Romano Chicken with Lemon Garlic alimentary paste – crisp Parmesan panko breaded chicken with alimentary paste in recent lemon garlic cream sauce! Tasty meal in half-hour time!
When I created my very own home-baked Panko Bread Crumbs, I naturally had to use them in some nice direction. Breaded chicken is that the very first thing that involves mind, therefore I created Romano Chicken with Lemon Garlic alimentary paste.

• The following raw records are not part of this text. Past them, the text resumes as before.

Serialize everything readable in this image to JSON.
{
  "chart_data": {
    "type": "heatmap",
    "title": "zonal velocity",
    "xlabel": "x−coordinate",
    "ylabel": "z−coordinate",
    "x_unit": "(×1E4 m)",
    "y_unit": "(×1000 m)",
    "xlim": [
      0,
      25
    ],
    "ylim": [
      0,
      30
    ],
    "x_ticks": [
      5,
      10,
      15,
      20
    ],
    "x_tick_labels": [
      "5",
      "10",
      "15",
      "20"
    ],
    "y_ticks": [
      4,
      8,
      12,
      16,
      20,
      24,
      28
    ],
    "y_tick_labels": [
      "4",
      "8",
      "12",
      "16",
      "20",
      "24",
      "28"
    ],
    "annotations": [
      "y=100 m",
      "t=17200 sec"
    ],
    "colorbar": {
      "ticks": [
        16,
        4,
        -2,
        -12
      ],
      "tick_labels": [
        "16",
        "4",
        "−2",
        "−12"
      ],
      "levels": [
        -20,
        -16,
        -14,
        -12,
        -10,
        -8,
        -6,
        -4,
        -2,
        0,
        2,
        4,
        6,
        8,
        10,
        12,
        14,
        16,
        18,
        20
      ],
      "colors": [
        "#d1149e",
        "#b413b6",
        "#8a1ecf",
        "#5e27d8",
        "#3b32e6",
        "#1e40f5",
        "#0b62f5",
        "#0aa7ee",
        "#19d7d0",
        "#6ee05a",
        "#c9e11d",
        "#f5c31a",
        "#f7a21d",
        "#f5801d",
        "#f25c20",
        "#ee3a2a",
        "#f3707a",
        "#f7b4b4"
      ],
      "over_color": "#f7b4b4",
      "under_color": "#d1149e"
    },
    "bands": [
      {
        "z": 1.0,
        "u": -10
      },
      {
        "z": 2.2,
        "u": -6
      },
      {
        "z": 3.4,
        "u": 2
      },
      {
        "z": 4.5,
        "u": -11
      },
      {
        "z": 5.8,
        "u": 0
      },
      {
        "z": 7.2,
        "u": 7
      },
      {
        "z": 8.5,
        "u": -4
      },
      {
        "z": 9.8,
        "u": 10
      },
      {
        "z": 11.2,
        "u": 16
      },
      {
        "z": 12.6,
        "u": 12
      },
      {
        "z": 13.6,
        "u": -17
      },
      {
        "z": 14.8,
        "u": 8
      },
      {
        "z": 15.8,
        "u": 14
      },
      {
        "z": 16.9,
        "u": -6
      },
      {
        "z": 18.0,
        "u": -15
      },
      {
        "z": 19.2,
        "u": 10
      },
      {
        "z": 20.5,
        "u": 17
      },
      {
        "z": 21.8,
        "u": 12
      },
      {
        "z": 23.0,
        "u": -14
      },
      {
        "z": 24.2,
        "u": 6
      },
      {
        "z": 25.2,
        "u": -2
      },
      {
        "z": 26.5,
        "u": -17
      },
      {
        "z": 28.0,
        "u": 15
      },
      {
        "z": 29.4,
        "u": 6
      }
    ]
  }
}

Chicken Romano may be a dish of crisp deep-fried chicken cutlets, breaded with Panko breadcrumbs and Romano cheese.
Ingredients
ROMANO CHICKEN:
- 1/2 lb chicken breasts, butterflied or thinly cut into cutlets
- salt and pepper
- 1/2 cup finely grated Parmesan cheese or Romano cheese
- 1 egg
- dry parsley
- 1/2 cup panko bread crumbs, homemade or store-bought
- oil for frying – I used combination of olive oil and sunflower oil
LEMON GARLIC PASTA:
- 1/2 lb linguine or spaghetti or other pasta
- juice from 1 lemon, or to taste
- 3 cloves garlic, minced
- zest from 1/4 lemon
- 2 Tbsp butter, cold
- 2-3 Tbsp whipping cream, or to taste
- salt, pepper
Instructions
- CHICKEN ROMANO: Place parmesan cheese in a shallow dish. In another dish, put beaten egg with dry parsley; in third dish put panko bread crumbs.
- Season chicken cutlets with salt and pepper; dredge with parmesan cheese, dip into beaten egg; press the chicken in panko bread crumbs to coat on both sides; shake off the excess.

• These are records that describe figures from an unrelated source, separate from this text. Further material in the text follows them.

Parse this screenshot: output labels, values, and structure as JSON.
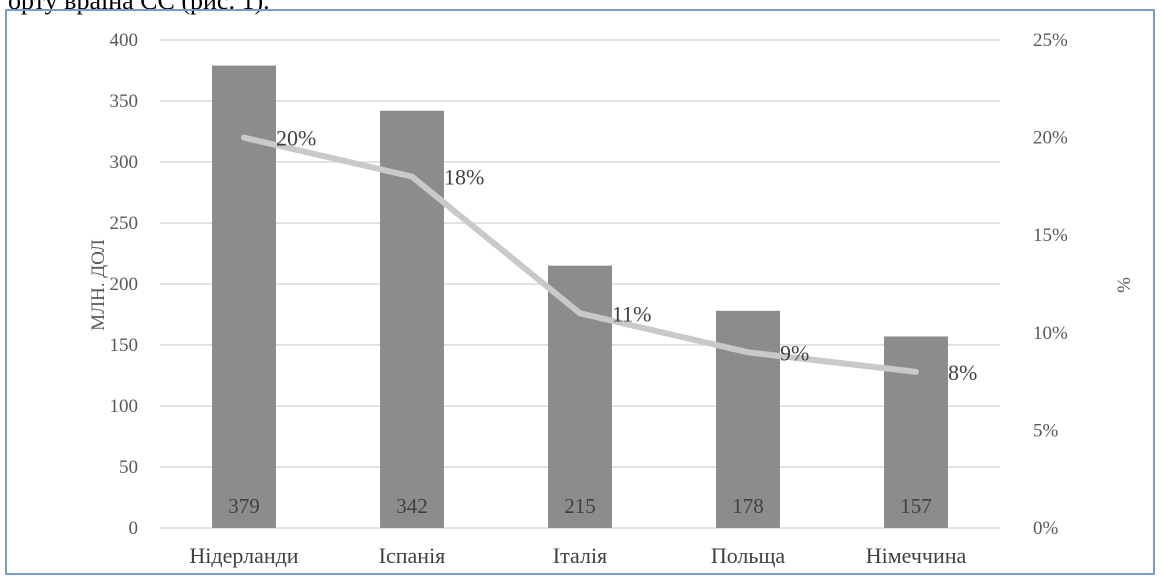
{
  "page": {
    "cut_text": "орту враїна СС (рис. 1)."
  },
  "chart_data": {
    "type": "bar",
    "categories": [
      "Нідерланди",
      "Іспанія",
      "Італія",
      "Польща",
      "Німеччина"
    ],
    "series": [
      {
        "values": [
          379,
          342,
          215,
          178,
          157
        ],
        "color": "#8c8c8c",
        "axis": "left"
      },
      {
        "values": [
          20,
          18,
          11,
          9,
          8
        ],
        "color": "#c9c9c9",
        "axis": "right",
        "kind": "line"
      }
    ],
    "value_labels": [
      "379",
      "342",
      "215",
      "178",
      "157"
    ],
    "percent_labels": [
      "20%",
      "18%",
      "11%",
      "9%",
      "8%"
    ],
    "ylabel": "МЛН. ДОЛ",
    "y2label": "%",
    "ylim": [
      0,
      400
    ],
    "y2lim": [
      0,
      25
    ],
    "yticks": [
      "0",
      "50",
      "100",
      "150",
      "200",
      "250",
      "300",
      "350",
      "400"
    ],
    "y2ticks": [
      "0%",
      "5%",
      "10%",
      "15%",
      "20%",
      "25%"
    ],
    "grid": true,
    "gridColor": "#d9d9d9"
  }
}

- Heat olive oil in a pan; add chicken cutlets and cook on low heat until golden and cooked through.
- LEMON GARLIC PASTA: Cook pasta according to package direction; drain (reserve about 1/2 cup pasta water).

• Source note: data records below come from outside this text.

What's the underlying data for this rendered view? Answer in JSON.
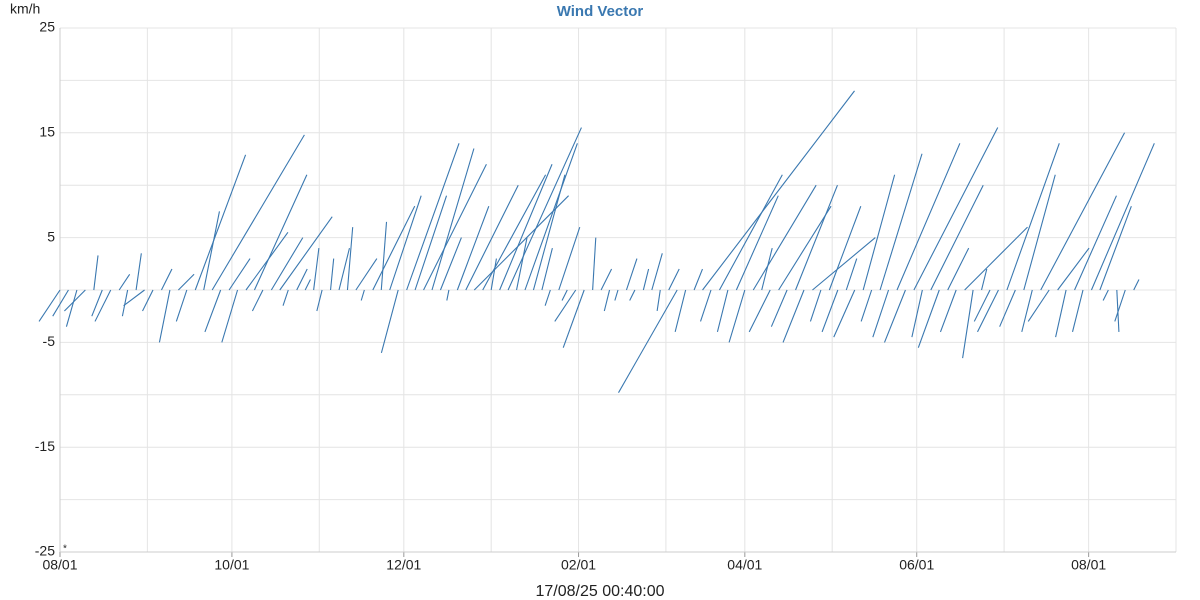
{
  "chart_data": {
    "type": "vector",
    "title": "Wind Vector",
    "y_label": "km/h",
    "footer": "17/08/25 00:40:00",
    "note": "*",
    "color": "#3a78b0",
    "grid": true,
    "xlim": [
      0,
      396
    ],
    "xticks": [
      {
        "value": 0,
        "label": "08/01"
      },
      {
        "value": 61,
        "label": "10/01"
      },
      {
        "value": 122,
        "label": "12/01"
      },
      {
        "value": 184,
        "label": "02/01"
      },
      {
        "value": 243,
        "label": "04/01"
      },
      {
        "value": 304,
        "label": "06/01"
      },
      {
        "value": 365,
        "label": "08/01"
      }
    ],
    "xgrid": [
      31,
      92,
      153,
      215,
      274,
      335,
      396
    ],
    "ylim": [
      -25,
      25
    ],
    "yticks": [
      25,
      15,
      5,
      -5,
      -15,
      -25
    ],
    "ygrid": [
      20,
      10,
      0,
      -10,
      -20
    ],
    "x": [
      0,
      3,
      6,
      9,
      12,
      15,
      18,
      21,
      24,
      27,
      30,
      33,
      36,
      39,
      42,
      45,
      48,
      51,
      54,
      57,
      60,
      63,
      66,
      69,
      72,
      75,
      78,
      81,
      84,
      87,
      90,
      93,
      96,
      99,
      102,
      105,
      108,
      111,
      114,
      117,
      120,
      123,
      126,
      129,
      132,
      135,
      138,
      141,
      144,
      147,
      150,
      153,
      156,
      159,
      162,
      165,
      168,
      171,
      174,
      177,
      180,
      183,
      186,
      189,
      192,
      195,
      198,
      201,
      204,
      207,
      210,
      213,
      216,
      219,
      222,
      225,
      228,
      231,
      234,
      237,
      240,
      243,
      246,
      249,
      252,
      255,
      258,
      261,
      264,
      267,
      270,
      273,
      276,
      279,
      282,
      285,
      288,
      291,
      294,
      297,
      300,
      303,
      306,
      309,
      312,
      315,
      318,
      321,
      324,
      327,
      330,
      333,
      336,
      339,
      342,
      345,
      348,
      351,
      354,
      357,
      360,
      363,
      366,
      369,
      372,
      375,
      378,
      381
    ],
    "u": [
      -2,
      -1.5,
      -1,
      -2,
      0.4,
      -1,
      -1.5,
      1,
      -0.5,
      0.5,
      -2,
      -1,
      1,
      -1,
      1.5,
      -1,
      4.8,
      1.5,
      8.8,
      -1.5,
      2,
      -1.5,
      4,
      5,
      -1,
      3,
      5,
      -0.5,
      1,
      0.5,
      0.5,
      -0.5,
      0.3,
      1,
      0.5,
      2,
      -0.3,
      4,
      0.5,
      3,
      -1.6,
      5,
      3,
      6,
      4,
      2,
      -0.2,
      3,
      5,
      9,
      6,
      0.5,
      5,
      7,
      1,
      5,
      3,
      1,
      -0.5,
      2,
      -0.5,
      -2,
      -2,
      0.3,
      1,
      -0.5,
      -0.3,
      1,
      -0.5,
      0.5,
      1,
      -0.3,
      1,
      -5.6,
      -1,
      0.8,
      14.5,
      -1,
      6,
      -1,
      4,
      -1.5,
      6,
      1,
      -2,
      5,
      -1.5,
      4,
      -2,
      6,
      -1,
      3,
      -1.5,
      1,
      -2,
      3,
      -1,
      4,
      -1.5,
      6,
      -2,
      8,
      -1,
      5,
      -2,
      2,
      -1.5,
      6,
      -1,
      0.5,
      -1.5,
      -2,
      5,
      -1.5,
      3,
      -1,
      8,
      -2,
      3,
      -1,
      4,
      -1,
      6,
      3,
      -0.5,
      0.2,
      -1,
      0.5
    ],
    "v": [
      -3,
      -2.5,
      -3.5,
      -2,
      3.3,
      -2.5,
      -3,
      1.5,
      -2.5,
      3.5,
      -1.5,
      -2,
      2,
      -5,
      1.5,
      -3,
      12.9,
      7.5,
      14.8,
      -4,
      3,
      -5,
      5.5,
      11,
      -2,
      5,
      7,
      -1.5,
      2,
      1,
      4,
      -2,
      3,
      4,
      6,
      3,
      -1,
      8,
      6.5,
      9,
      -6,
      14,
      9,
      12,
      13.5,
      5,
      -1,
      8,
      10,
      9,
      11,
      3,
      12,
      15.5,
      5,
      14,
      11,
      4,
      -1.5,
      6,
      -1,
      -3,
      -5.5,
      5,
      2,
      -2,
      -1,
      3,
      -1,
      2,
      3.5,
      -2,
      2,
      -9.8,
      -4,
      2,
      19,
      -3,
      11,
      -4,
      9,
      -5,
      10,
      4,
      -4,
      8,
      -3.5,
      10,
      -5,
      5,
      -3,
      8,
      -4,
      3,
      -4.5,
      11,
      -3,
      13,
      -4.5,
      14,
      -5,
      15.5,
      -4.5,
      10,
      -5.5,
      4,
      -4,
      6,
      -6.5,
      2,
      -3,
      -4,
      14,
      -3.5,
      11,
      -4,
      15,
      -3,
      4,
      -4.5,
      9,
      -4,
      14,
      8,
      -1,
      -4,
      -3,
      1
    ]
  }
}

- Add lemon juice to a pan; add garlic, lemon zest, a pinch of salt and pepper, and cook until liquid is reduced to about half.
- Add 1 Tbsp butter and slowly melt into your sauce, while swirling the pan; add another 1 Tbsp butter and repeat; stir in whipping cream and about 2 Tbsp pasta water.
- Add cooked pasta and toss to combine. Serve romano chicken over lemon garlic pasta.